Thissen has written a book, "Immokalee's Fields of Hope," exploring the history and background of field workers from Mexico, Haiti and Guatemala.
"If you are going to market to new immigrants, you need to connect to the reality that they left part of their life behind and it's important to understand that reality. However, it's also important that they want to learn about and take advantage of the things in this country that are better than where they came from. They want to learn and acculturate into our culture."
Thissen also said she'd like to see much more theater and in-store sampling built around merchandising to the Latino community. "One of the things that is true of Latinos," she said, "is that shopping for them is a family-focused event that is fun."
Tseng said the customization of the store to local demographics is the way to pull in Latino shoppers. However, large chains can get caught up in their own bureaucratic processes, which makes it difficult to customize the store, he noted.

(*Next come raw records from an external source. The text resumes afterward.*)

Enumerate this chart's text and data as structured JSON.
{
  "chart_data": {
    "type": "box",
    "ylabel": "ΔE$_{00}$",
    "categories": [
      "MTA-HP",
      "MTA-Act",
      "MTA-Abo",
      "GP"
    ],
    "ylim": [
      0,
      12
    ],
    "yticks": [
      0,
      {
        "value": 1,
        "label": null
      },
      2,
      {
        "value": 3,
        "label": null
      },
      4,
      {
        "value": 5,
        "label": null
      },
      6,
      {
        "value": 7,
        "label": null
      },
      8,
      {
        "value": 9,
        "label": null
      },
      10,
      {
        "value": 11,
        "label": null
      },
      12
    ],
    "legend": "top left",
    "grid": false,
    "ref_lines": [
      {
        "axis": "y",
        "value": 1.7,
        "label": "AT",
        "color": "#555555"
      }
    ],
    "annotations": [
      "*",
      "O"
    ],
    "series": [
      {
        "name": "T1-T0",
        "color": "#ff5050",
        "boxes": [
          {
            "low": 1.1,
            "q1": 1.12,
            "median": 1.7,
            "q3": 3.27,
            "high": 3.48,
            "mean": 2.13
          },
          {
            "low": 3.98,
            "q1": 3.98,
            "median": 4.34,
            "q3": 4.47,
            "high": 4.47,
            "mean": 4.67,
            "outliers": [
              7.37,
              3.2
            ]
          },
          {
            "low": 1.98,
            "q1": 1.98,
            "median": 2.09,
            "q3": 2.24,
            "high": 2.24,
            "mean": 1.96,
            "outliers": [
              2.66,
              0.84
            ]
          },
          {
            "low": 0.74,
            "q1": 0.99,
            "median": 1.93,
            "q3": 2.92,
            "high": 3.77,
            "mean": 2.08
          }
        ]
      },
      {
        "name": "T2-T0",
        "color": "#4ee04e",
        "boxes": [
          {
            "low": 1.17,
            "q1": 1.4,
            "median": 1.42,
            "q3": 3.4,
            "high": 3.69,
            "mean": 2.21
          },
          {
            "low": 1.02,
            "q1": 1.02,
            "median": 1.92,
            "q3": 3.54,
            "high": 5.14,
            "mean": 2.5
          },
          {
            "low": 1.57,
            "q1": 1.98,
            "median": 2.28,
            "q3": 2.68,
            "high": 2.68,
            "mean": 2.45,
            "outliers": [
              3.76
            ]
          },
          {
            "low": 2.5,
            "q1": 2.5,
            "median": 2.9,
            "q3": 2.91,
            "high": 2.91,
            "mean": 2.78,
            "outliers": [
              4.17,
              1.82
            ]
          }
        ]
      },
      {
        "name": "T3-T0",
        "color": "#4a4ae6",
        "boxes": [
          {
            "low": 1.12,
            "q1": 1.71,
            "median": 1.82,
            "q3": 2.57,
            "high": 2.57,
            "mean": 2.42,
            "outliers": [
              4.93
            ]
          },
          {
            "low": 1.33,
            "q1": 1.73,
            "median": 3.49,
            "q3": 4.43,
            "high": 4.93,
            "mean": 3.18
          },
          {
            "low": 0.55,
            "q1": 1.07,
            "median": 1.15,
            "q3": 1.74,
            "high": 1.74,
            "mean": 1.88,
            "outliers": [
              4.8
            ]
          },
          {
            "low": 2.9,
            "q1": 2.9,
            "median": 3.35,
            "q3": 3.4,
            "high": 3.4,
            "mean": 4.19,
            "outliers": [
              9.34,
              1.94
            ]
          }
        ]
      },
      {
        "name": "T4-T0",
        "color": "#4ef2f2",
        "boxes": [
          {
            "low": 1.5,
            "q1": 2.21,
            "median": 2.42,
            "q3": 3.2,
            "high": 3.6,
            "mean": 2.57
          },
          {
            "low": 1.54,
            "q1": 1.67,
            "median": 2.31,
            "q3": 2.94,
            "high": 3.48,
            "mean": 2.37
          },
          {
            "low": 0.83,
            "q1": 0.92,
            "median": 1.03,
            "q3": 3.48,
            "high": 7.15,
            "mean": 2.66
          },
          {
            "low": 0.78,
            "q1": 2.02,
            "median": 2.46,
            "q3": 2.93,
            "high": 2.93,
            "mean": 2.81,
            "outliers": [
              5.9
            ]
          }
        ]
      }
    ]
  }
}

"It's still being done imperfectly," said Tseng. "Each retailer has a different formula for measuring the trading area and the measurements are imperfect and not geared toward understanding this particular segment."
Within the next decade, Tseng expects to see a greater portion of stores having a crossover appeal partly due to the fact that Latinos quickly acculturate.
There is also that crossover effect of Hispanic foods with non-Hispanic whites that will further drive the development of Hispanic foods. "As the population changes, more Americans are spending large amounts on food traditionally recognized as Hispanic in origin," said H. Stephen Phillips, Expo Comida Latina show director, Los Angeles, who will bring a version of the Latina food and beverage exhibit to New York on Oct. 21 to 22. The show will also be held in Los Angeles, Nov. 16 to 18. He noted that demand for Hispanic foods in U.S. restaurants is growing at more than 10% per year.
Few conventional supermarket chains around the country have ignored the power of the U.S. Census Bureau numbers that now indicate those of Latino descent are the No. 1 minority in the country.
From the 1990 census to June 2003, the Hispanic population has exploded, growing from 22.3 million to 38.8 million, a 74% increase. Those counting themselves as Hispanics who live in the United States represent about 13% of the total population, and that percentage is projected to grow to 24% by 2050, according to the Census Bureau.
The impressive population growth statistics don't stop with the numbers of Hispanics, either. Last year, the Food Marketing Institute, Washington, released a study -- "U.S. Hispanics: Insight Into Grocery Shopping Preferences and Attitudes, 2002." The study found that Hispanics on average spend more on food than non-Hispanic shoppers, $117 a week compared to $87. In addition, the study found: * Hispanics like Spanish-language advertising.